Hong Yeongjae Cheonggukjang
Sajo bldg, #424, Yeongdongdae-ro Gangnam-gu, Seoul / +82-2-548-8340
Located in Samcheong-dong, this is a cute little place that has dosiraks (Korean lunch boxes, which are like bentos). Their bento menu changes regularly and they do great jeon (savory pancakes). This place is located in Samcheong-dong and while it is quaint, the food is good and they have a decent makgeolli (Korean rice wine) selection. The service is nice, the place is clean, and the price is just right.
# 109-3, Gye-dong, Jongno-gu, Seoul
If you are looking for gourmet gimbap (Korean roll), then this is the place. The ingredients are local and organic. They use all of the best quality ingredients including the rice, the seaweed, the veggies, the soy sauce, and even the ham. Teacher Kim prides itself in getting the best ingredients and putting it all together artistically to create amazing, gourmet gimbap. The stores are staffed with legions of workers who painstakingly grill, chop, and roll the gimbap. They have a creative range of gimbap such as spicy pork gimbap, cream cheese gimbap, fried gimbap and bulgogi (beef in soy sauce) gimbap. Teacher Kim has elevated this common everyday food.
Hyundai Department Store, Apgujeong-dong 29-gil 71, Gangnam-gu, Seoul
Tong Dwaeji Jip
This is for those looking for a real Korean experience with the locals. Located in the side streets of Jongno 3-ga station Exit 6, this little pork belly place has an old time, local feel to it. Service is curt and brash and they offer a simple pork menu. You can get pork jowl, pork neck, and pork belly. Their specialty is the pork belly, which are good thick cuts that are seared on gas griddles. The sourcing of ingredients is very good. They have clean and fresh garlic, leaves, kimchi, and chilies. The pork is of good quality as well. Even though the place looks like hell, the food is delicious and the atmosphere is authentic.
#17-1, Donui-dong, Jongno-gu, Seoul
Bars and Drinking Place & Dessert
Story of the Blue Star and Nuruk Maeul Sul Pub has been popular in Japan for some time while the craze in Korea has fallen a bit. However, there are still good places to get makgeolli. To get the local flavor in a Korean hanok (Korean traditional house), I recommend Story of the Blue Star in Insa-dong. This place has great tofu and kimchi and other side dishes with amazing makgeolli from Sangju County. For organic, artisan made makgeolli on site, Nuruk Maeul Sul Pub is an excellent place. They have a range of craft makgeolli, rice wines, fruit wines, and liquors. To go with the alcohol, the restaurant offers a range of meat and vegetable dishes such as yukhoe (beef tartare), bossam (boiled pork), and savory pancakes. This upscale eatery is a great place to relax with friends over a few drinks.

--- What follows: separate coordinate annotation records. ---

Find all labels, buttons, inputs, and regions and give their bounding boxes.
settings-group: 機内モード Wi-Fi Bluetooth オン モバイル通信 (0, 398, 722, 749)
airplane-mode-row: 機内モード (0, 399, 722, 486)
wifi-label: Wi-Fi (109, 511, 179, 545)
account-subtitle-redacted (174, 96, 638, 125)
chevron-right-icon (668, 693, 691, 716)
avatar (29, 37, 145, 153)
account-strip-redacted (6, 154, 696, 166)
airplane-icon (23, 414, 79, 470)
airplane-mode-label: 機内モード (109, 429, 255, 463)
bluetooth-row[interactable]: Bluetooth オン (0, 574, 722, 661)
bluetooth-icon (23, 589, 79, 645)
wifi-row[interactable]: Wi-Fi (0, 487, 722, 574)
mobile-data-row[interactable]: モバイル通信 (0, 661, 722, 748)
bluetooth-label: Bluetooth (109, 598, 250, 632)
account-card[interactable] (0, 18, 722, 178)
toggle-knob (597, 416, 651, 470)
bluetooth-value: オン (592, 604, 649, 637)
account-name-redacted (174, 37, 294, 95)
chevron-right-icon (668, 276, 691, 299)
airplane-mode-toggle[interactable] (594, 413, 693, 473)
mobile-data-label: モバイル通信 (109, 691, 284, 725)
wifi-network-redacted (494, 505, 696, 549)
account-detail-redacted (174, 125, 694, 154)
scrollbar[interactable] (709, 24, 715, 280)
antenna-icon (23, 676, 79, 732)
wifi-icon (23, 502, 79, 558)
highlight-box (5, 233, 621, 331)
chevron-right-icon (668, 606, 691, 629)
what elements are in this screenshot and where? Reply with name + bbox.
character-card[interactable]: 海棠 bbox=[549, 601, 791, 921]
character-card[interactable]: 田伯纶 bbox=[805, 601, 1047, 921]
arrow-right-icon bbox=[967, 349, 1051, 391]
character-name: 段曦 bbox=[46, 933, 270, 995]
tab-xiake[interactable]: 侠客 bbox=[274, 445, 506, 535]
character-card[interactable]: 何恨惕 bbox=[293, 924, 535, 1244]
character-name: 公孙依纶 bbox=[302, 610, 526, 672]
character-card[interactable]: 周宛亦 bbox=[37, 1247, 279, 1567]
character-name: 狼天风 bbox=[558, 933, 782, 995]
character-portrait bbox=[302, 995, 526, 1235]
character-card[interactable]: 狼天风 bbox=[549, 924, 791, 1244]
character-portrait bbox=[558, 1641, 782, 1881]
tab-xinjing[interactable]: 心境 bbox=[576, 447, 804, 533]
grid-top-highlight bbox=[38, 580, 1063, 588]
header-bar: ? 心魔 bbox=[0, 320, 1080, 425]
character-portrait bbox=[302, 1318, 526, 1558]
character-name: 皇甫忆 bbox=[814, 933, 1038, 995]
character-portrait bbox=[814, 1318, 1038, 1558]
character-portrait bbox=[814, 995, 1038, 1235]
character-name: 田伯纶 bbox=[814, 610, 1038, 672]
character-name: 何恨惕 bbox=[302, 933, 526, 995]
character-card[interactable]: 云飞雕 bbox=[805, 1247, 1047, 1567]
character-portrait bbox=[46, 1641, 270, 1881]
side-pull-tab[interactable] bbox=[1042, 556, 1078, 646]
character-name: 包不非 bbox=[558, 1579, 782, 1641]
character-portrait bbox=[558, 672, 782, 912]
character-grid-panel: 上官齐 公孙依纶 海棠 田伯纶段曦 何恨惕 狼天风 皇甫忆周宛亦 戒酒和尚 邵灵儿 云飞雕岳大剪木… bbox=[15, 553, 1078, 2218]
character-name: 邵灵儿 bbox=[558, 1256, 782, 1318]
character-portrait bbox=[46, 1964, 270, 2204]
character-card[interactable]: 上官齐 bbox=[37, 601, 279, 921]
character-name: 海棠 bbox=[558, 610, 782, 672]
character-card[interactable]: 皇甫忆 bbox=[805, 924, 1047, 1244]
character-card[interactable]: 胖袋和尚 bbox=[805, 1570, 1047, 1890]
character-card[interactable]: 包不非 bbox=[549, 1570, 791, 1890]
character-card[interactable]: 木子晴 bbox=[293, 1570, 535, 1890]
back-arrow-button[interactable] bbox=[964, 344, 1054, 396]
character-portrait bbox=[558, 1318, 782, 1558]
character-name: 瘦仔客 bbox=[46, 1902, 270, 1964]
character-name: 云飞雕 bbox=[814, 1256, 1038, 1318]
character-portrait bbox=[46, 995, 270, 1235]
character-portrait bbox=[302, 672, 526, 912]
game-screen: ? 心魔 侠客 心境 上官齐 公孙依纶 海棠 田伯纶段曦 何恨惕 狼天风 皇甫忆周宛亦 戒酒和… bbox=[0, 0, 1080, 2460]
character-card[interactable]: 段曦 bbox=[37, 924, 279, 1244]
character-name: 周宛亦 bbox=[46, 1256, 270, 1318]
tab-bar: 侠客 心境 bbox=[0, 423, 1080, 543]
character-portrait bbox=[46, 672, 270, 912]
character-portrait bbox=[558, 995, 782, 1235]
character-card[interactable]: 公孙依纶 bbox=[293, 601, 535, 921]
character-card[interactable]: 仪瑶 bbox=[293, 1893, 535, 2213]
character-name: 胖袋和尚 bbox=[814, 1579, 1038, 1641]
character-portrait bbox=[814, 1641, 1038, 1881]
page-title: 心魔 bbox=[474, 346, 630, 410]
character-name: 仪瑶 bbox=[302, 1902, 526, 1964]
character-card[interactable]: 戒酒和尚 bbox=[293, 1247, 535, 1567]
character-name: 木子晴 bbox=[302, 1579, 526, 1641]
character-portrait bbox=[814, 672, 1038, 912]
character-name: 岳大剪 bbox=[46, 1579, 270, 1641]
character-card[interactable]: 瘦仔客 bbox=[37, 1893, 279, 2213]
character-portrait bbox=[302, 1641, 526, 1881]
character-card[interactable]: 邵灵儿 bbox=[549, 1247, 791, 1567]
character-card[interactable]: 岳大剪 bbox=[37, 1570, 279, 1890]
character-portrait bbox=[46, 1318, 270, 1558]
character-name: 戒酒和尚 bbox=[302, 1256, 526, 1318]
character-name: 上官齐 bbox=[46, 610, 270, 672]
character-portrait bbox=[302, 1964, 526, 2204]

Story of the Blue Star: #118-15, Gwanhun-dong, Jongno-gu, Seoul / +82-2-734-3095
Nuruk Maeul Sul Pub: #67-2, Yangjae-dong, Seocho-gu, Seoul / +82-2-579-7710
Even though Korea is not known for desserts. Recently, the snow flake dessert trend has been booming. My favorite place to get it is from Sulbing, which has fine ice that is like sweet, milky, freshly fallen snow. Their famous bingsu (ice flakes) is their injeolmi bingsu, which has roasted bean and nut powder over the ice with almonds and chewy rice cakes. They are constantly making new types of shaved ice such as strawberry, mango, sweet potato, and more.